Bugünün anlaşılması ve karşı duruşu ve yarının kurulması örgütlü mücadeleden geçmektedir.

Yaklaşık 6 ay kadar önce, Ankara’da Şehir Plancıları Odası Genel Merkez Genel Kurulu sırasında biraraya gelme fırsatı bulan 3 oluşum (İstanbul’dan İMECE, Ankara’dan KENTSİZ ve İzmir’den NET ve GÜNDEM BELİRLEYEN), kentlere yönelik müdahaleler karşısında buluştukları ortak değerlendirmeler ve mücadele alanları üzerinden birlikte yürütecekleri çalışmaları içeren bir program ortaya koydular. Programın omurgasını, özellikle büyük kentlerde bir süredir vahşice sürdürülmekte olan “kentsel dönüşüm” uygulamalarına yönelik, kentsel dönüşümün konu edildiği mahallelerde yaşayanlar ve duyarlılık gösterem tüm kesimlerle birlikte yapılacak olan Şehirciler Buluşuyor etkinlikleri oluşturuyordu. 12 Nisan 2008’de İstanbul’da Sulukule ve Başıbüyük mahallelerinde yapılan ilk etkinlik sonrası 5 Temmuz 2008’de Ankara’da Kuzey Ankara, Dikmen ve Mamak’ta buluşuldu. Sırada ise İzmir (Ekim ayında) ve takip eden aylarda da diğer illerde yapılacak etkinlikler var.
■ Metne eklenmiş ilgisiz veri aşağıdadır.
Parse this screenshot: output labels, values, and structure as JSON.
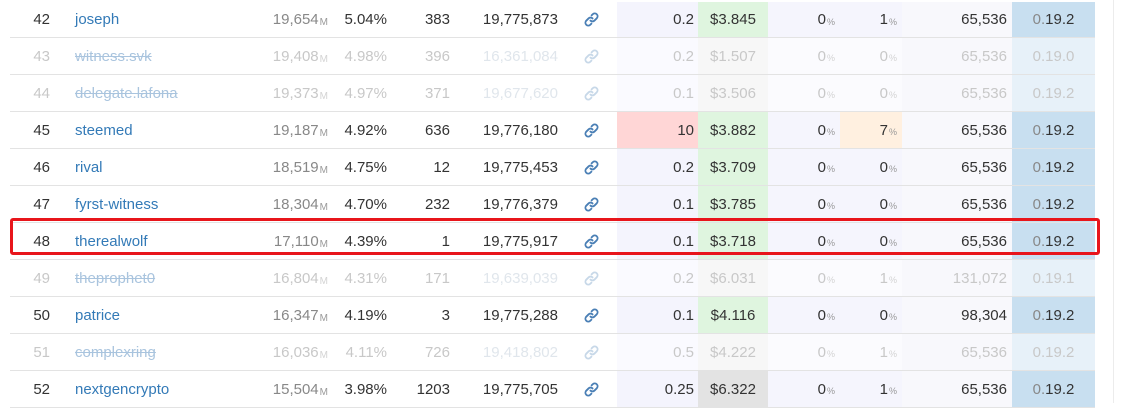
{
  "witnesses": [
    {
      "rank": "42",
      "name": "joseph",
      "votes": "19,654",
      "votes_unit": "M",
      "percent": "5.04%",
      "missed": "383",
      "last_block": "19,775,873",
      "p1": "0.2",
      "price": "$3.845",
      "p2": "0",
      "p2_unit": "%",
      "p3": "1",
      "p3_unit": "%",
      "size": "65,536",
      "ver_prefix": "0.",
      "ver_main": "19.2",
      "disabled": false,
      "p1_style": "",
      "price_style": "",
      "p3_style": "",
      "ver_style": ""
    },
    {
      "rank": "43",
      "name": "witness.svk",
      "votes": "19,408",
      "votes_unit": "M",
      "percent": "4.98%",
      "missed": "396",
      "last_block": "16,361,084",
      "p1": "0.2",
      "price": "$1.507",
      "p2": "0",
      "p2_unit": "%",
      "p3": "0",
      "p3_unit": "%",
      "size": "65,536",
      "ver_prefix": "0.",
      "ver_main": "19.0",
      "disabled": true,
      "p1_style": "faint",
      "price_style": "faint",
      "p3_style": "",
      "ver_style": "faint"
    },
    {
      "rank": "44",
      "name": "delegate.lafona",
      "votes": "19,373",
      "votes_unit": "M",
      "percent": "4.97%",
      "missed": "371",
      "last_block": "19,677,620",
      "p1": "0.1",
      "price": "$3.506",
      "p2": "0",
      "p2_unit": "%",
      "p3": "0",
      "p3_unit": "%",
      "size": "65,536",
      "ver_prefix": "0.",
      "ver_main": "19.2",
      "disabled": true,
      "p1_style": "faint",
      "price_style": "faint",
      "p3_style": "",
      "ver_style": "faint"
    },
    {
      "rank": "45",
      "name": "steemed",
      "votes": "19,187",
      "votes_unit": "M",
      "percent": "4.92%",
      "missed": "636",
      "last_block": "19,776,180",
      "p1": "10",
      "price": "$3.882",
      "p2": "0",
      "p2_unit": "%",
      "p3": "7",
      "p3_unit": "%",
      "size": "65,536",
      "ver_prefix": "0.",
      "ver_main": "19.2",
      "disabled": false,
      "p1_style": "red",
      "price_style": "",
      "p3_style": "orange",
      "ver_style": ""
    },
    {
      "rank": "46",
      "name": "rival",
      "votes": "18,519",
      "votes_unit": "M",
      "percent": "4.75%",
      "missed": "12",
      "last_block": "19,775,453",
      "p1": "0.2",
      "price": "$3.709",
      "p2": "0",
      "p2_unit": "%",
      "p3": "0",
      "p3_unit": "%",
      "size": "65,536",
      "ver_prefix": "0.",
      "ver_main": "19.2",
      "disabled": false,
      "p1_style": "",
      "price_style": "",
      "p3_style": "",
      "ver_style": ""
    },
    {
      "rank": "47",
      "name": "fyrst-witness",
      "votes": "18,304",
      "votes_unit": "M",
      "percent": "4.70%",
      "missed": "232",
      "last_block": "19,776,379",
      "p1": "0.1",
      "price": "$3.785",
      "p2": "0",
      "p2_unit": "%",
      "p3": "0",
      "p3_unit": "%",
      "size": "65,536",
      "ver_prefix": "0.",
      "ver_main": "19.2",
      "disabled": false,
      "p1_style": "",
      "price_style": "",
      "p3_style": "",
      "ver_style": ""
    },
    {
      "rank": "48",
      "name": "therealwolf",
      "votes": "17,110",
      "votes_unit": "M",
      "percent": "4.39%",
      "missed": "1",
      "last_block": "19,775,917",
      "p1": "0.1",
      "price": "$3.718",
      "p2": "0",
      "p2_unit": "%",
      "p3": "0",
      "p3_unit": "%",
      "size": "65,536",
      "ver_prefix": "0.",
      "ver_main": "19.2",
      "disabled": false,
      "p1_style": "",
      "price_style": "",
      "p3_style": "",
      "ver_style": ""
    },
    {
      "rank": "49",
      "name": "theprophet0",
      "votes": "16,804",
      "votes_unit": "M",
      "percent": "4.31%",
      "missed": "171",
      "last_block": "19,639,039",
      "p1": "0.2",
      "price": "$6.031",
      "p2": "0",
      "p2_unit": "%",
      "p3": "1",
      "p3_unit": "%",
      "size": "131,072",
      "ver_prefix": "0.",
      "ver_main": "19.1",
      "disabled": true,
      "p1_style": "faint",
      "price_style": "faint",
      "p3_style": "",
      "ver_style": "faint"
    },
    {
      "rank": "50",
      "name": "patrice",
      "votes": "16,347",
      "votes_unit": "M",
      "percent": "4.19%",
      "missed": "3",
      "last_block": "19,775,288",
      "p1": "0.1",
      "price": "$4.116",
      "p2": "0",
      "p2_unit": "%",
      "p3": "0",
      "p3_unit": "%",
      "size": "98,304",
      "ver_prefix": "0.",
      "ver_main": "19.2",
      "disabled": false,
      "p1_style": "",
      "price_style": "",
      "p3_style": "",
      "ver_style": ""
    },
    {
      "rank": "51",
      "name": "complexring",
      "votes": "16,036",
      "votes_unit": "M",
      "percent": "4.11%",
      "missed": "726",
      "last_block": "19,418,802",
      "p1": "0.5",
      "price": "$4.222",
      "p2": "0",
      "p2_unit": "%",
      "p3": "1",
      "p3_unit": "%",
      "size": "65,536",
      "ver_prefix": "0.",
      "ver_main": "19.2",
      "disabled": true,
      "p1_style": "faint",
      "price_style": "faint",
      "p3_style": "",
      "ver_style": "faint"
    },
    {
      "rank": "52",
      "name": "nextgencrypto",
      "votes": "15,504",
      "votes_unit": "M",
      "percent": "3.98%",
      "missed": "1203",
      "last_block": "19,775,705",
      "p1": "0.25",
      "price": "$6.322",
      "p2": "0",
      "p2_unit": "%",
      "p3": "1",
      "p3_unit": "%",
      "size": "65,536",
      "ver_prefix": "0.",
      "ver_main": "19.2",
      "disabled": false,
      "p1_style": "",
      "price_style": "grey",
      "p3_style": "",
      "ver_style": ""
    }
  ],
  "icons": {
    "link": "link-icon"
  },
  "colors": {
    "link": "#337ab7",
    "highlight": "#e8151b",
    "price_bg": "#dff5df",
    "missed_bg": "#ffd6d6",
    "version_bg": "#c8dff0"
  }
}
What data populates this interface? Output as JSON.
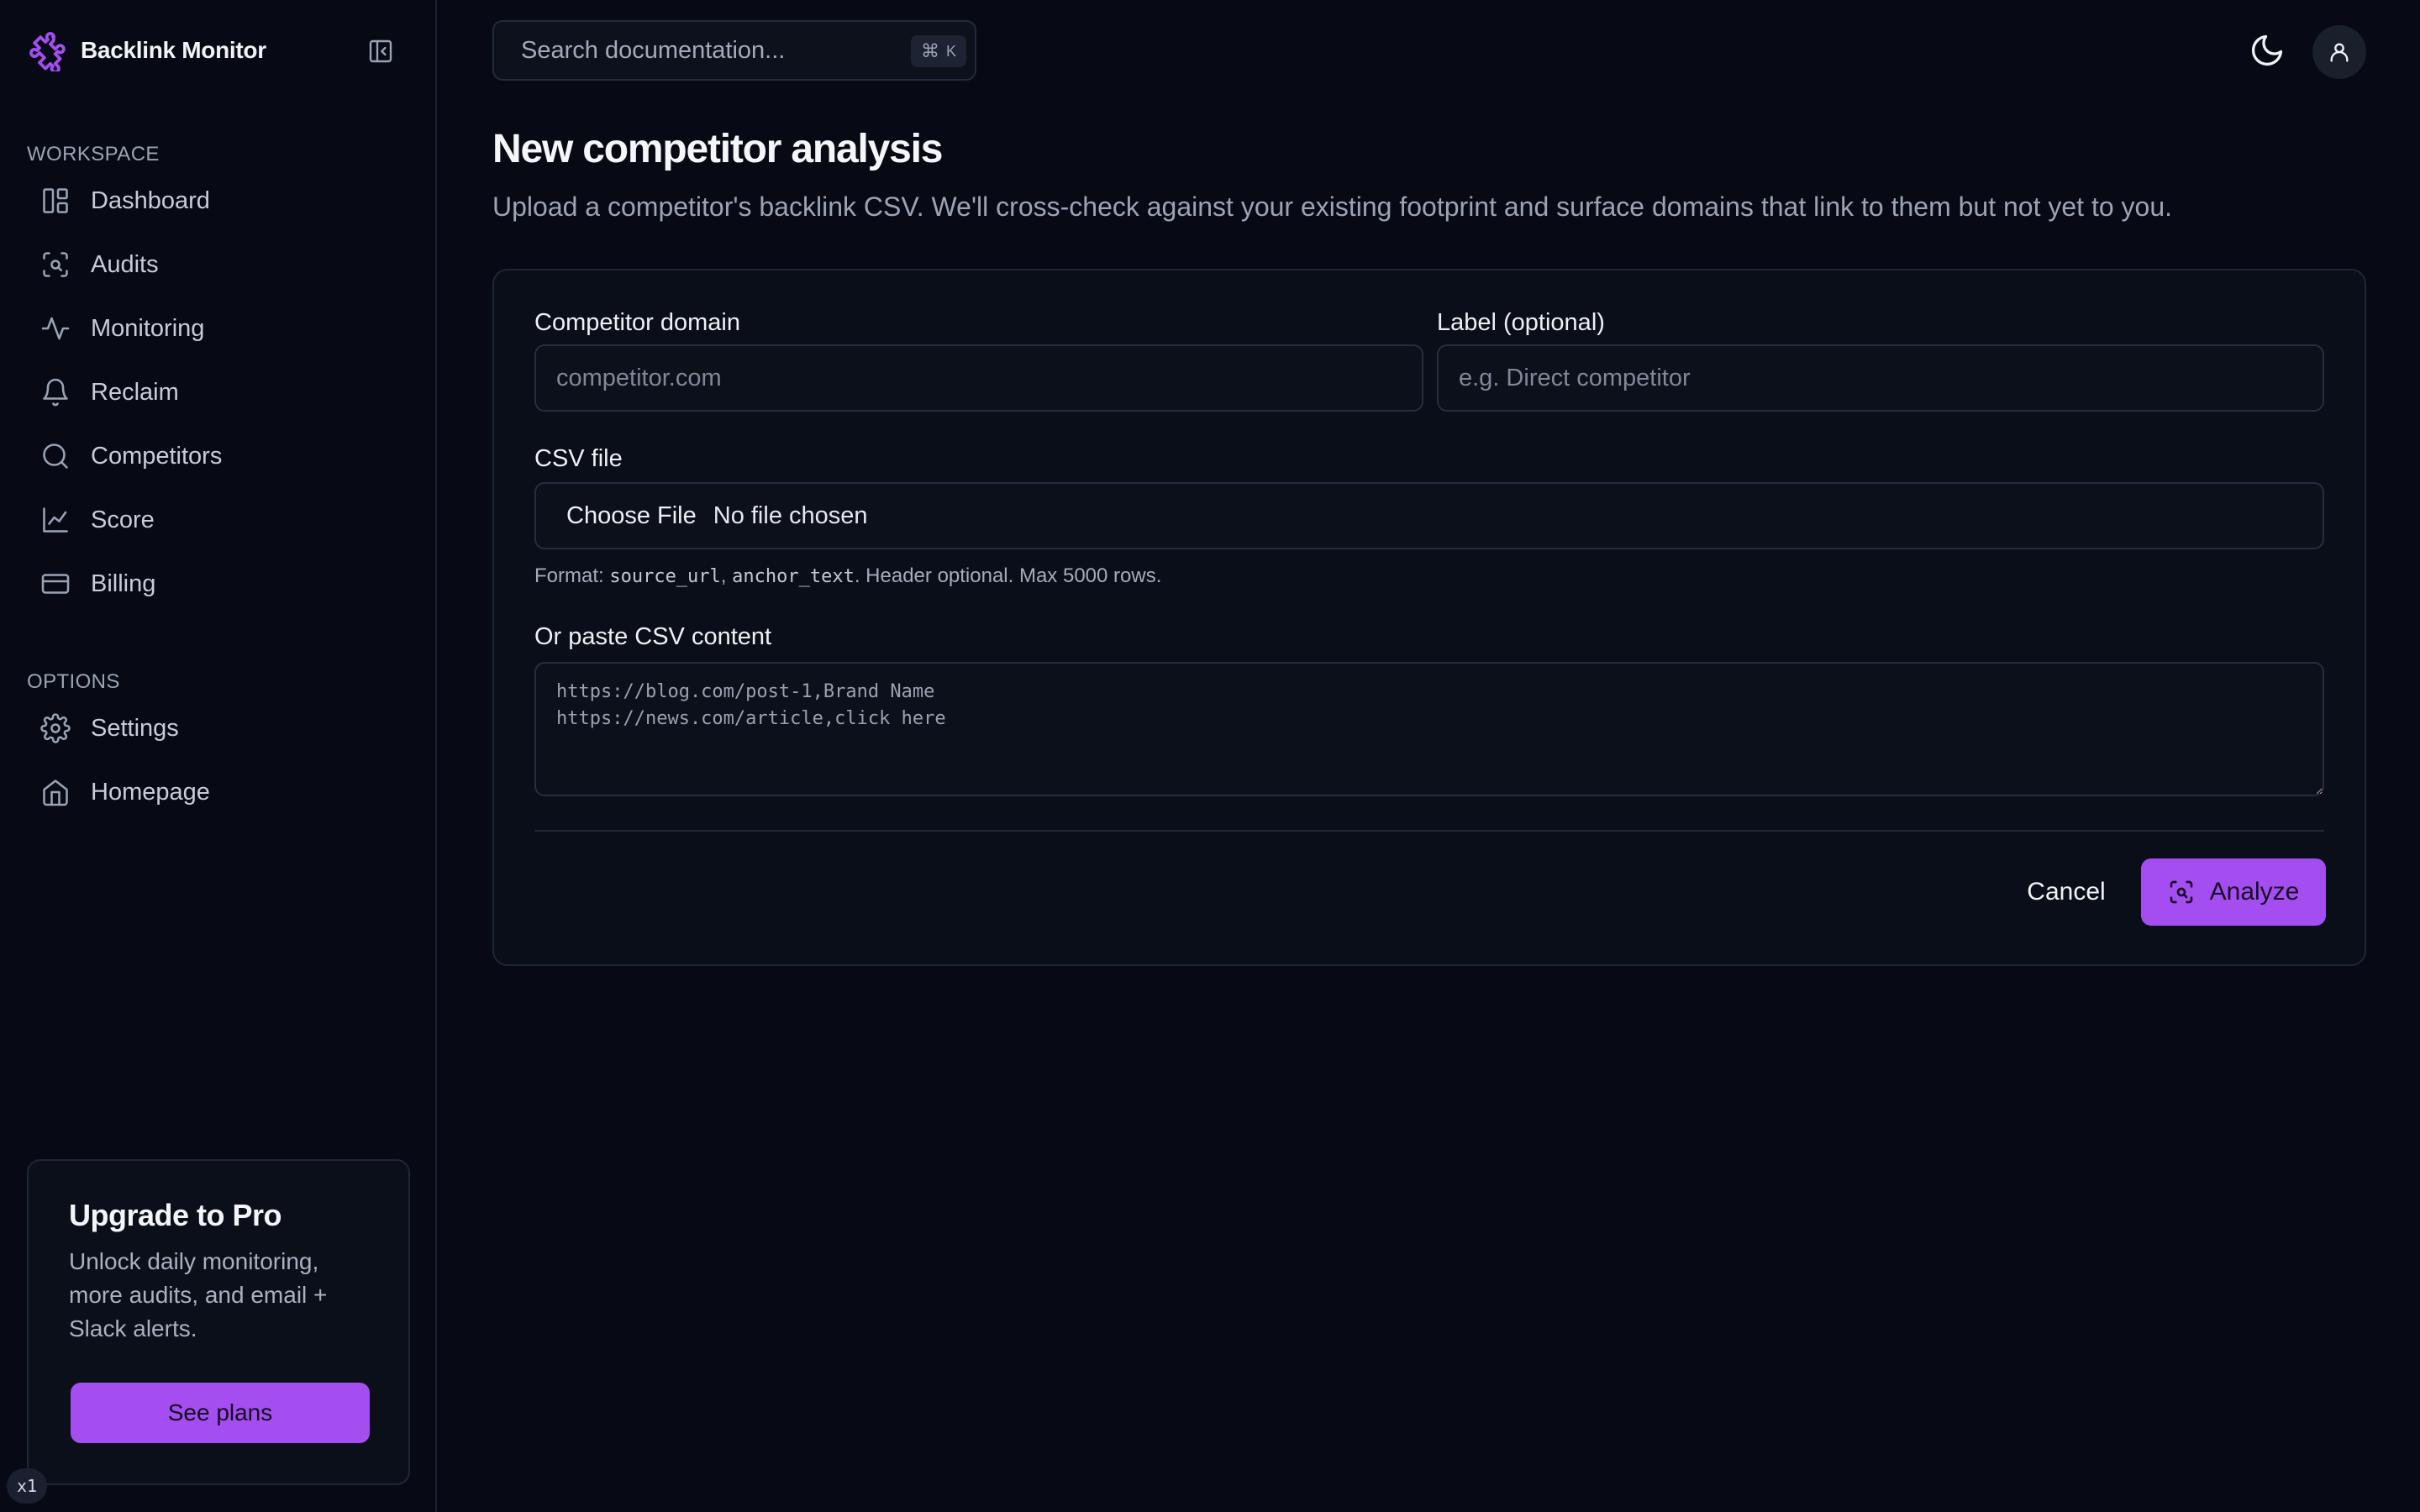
{
  "brand": {
    "name": "Backlink Monitor",
    "accent": "#a44df0"
  },
  "sidebar": {
    "workspace_label": "WORKSPACE",
    "options_label": "OPTIONS",
    "workspace_items": [
      {
        "label": "Dashboard",
        "icon": "dashboard-icon"
      },
      {
        "label": "Audits",
        "icon": "scan-icon"
      },
      {
        "label": "Monitoring",
        "icon": "activity-icon"
      },
      {
        "label": "Reclaim",
        "icon": "bell-icon"
      },
      {
        "label": "Competitors",
        "icon": "search-icon"
      },
      {
        "label": "Score",
        "icon": "chart-line-icon"
      },
      {
        "label": "Billing",
        "icon": "credit-card-icon"
      }
    ],
    "option_items": [
      {
        "label": "Settings",
        "icon": "gear-icon"
      },
      {
        "label": "Homepage",
        "icon": "home-icon"
      }
    ]
  },
  "upgrade": {
    "title": "Upgrade to Pro",
    "text": "Unlock daily monitoring, more audits, and email + Slack alerts.",
    "button": "See plans"
  },
  "zoom_badge": "x1",
  "topbar": {
    "search_placeholder": "Search documentation...",
    "shortcut_symbol": "⌘",
    "shortcut_key": "K"
  },
  "page": {
    "title": "New competitor analysis",
    "subtitle": "Upload a competitor's backlink CSV. We'll cross-check against your existing footprint and surface domains that link to them but not yet to you."
  },
  "form": {
    "domain_label": "Competitor domain",
    "domain_placeholder": "competitor.com",
    "label_label": "Label (optional)",
    "label_placeholder": "e.g. Direct competitor",
    "csv_label": "CSV file",
    "file_button": "Choose File",
    "file_status": "No file chosen",
    "hint_prefix": "Format: ",
    "hint_code_1": "source_url",
    "hint_sep": ", ",
    "hint_code_2": "anchor_text",
    "hint_suffix": ". Header optional. Max 5000 rows.",
    "paste_label": "Or paste CSV content",
    "paste_placeholder": "https://blog.com/post-1,Brand Name\nhttps://news.com/article,click here",
    "cancel": "Cancel",
    "analyze": "Analyze"
  }
}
3 oluşumun aldığı bir diğer karar ise, 4-7 Eylül tarihlerinde İzmir Karabun’da bu yıl üçüncüsü gerçekleşecek olan Karaburun Bilim Kongresi’ne “Bir Mücadele Alanı Olarak Mekan” Çalışma Grubu adı altında aktif katılım sağlamaktı. Gerek “Şehirciler Buluşuyor” İstanbul ve Ankara etkinliklerinde ortaya çıkan birikimlerin, gerekse her üç oluşumun kendi yerellerinde yürüttükleri çalışmalardan elde edilen kazanımların, değerlendirmelerin ve özeleştirilerin belirli bir çerçevede masaya yatırılma fırsatının da bulunduğu çalışma grubu faaliyeti, kongrenin son gününde sunulan sonuç bildirisiyle tamamlandı. TMMOB Şehir Plancıları Odası Yönetim Kurulu üyelerinden katılımcılar ile İstanbul’dan mahalle temsilcilerinin (Gülsuyu Gülensu’dan Erdoğan Yıldız ve Ali Rıza Yıldız, Ayazma’dan Kasım Aydın, Başıbüyük’ten Adem Kaya) çok önemli katkı koyduğu tartışmalar, teorik açılımlar ve mücadele pratiklerinin değerlendirildiği oturumlar, çeşitli gün ve saatlerde yapılan gösterimlerle ve “Mahallelinin Gözüyle Gülsuyu-Gülensu” açıkhava fotoğraf sergisiyle zenginleştirildi.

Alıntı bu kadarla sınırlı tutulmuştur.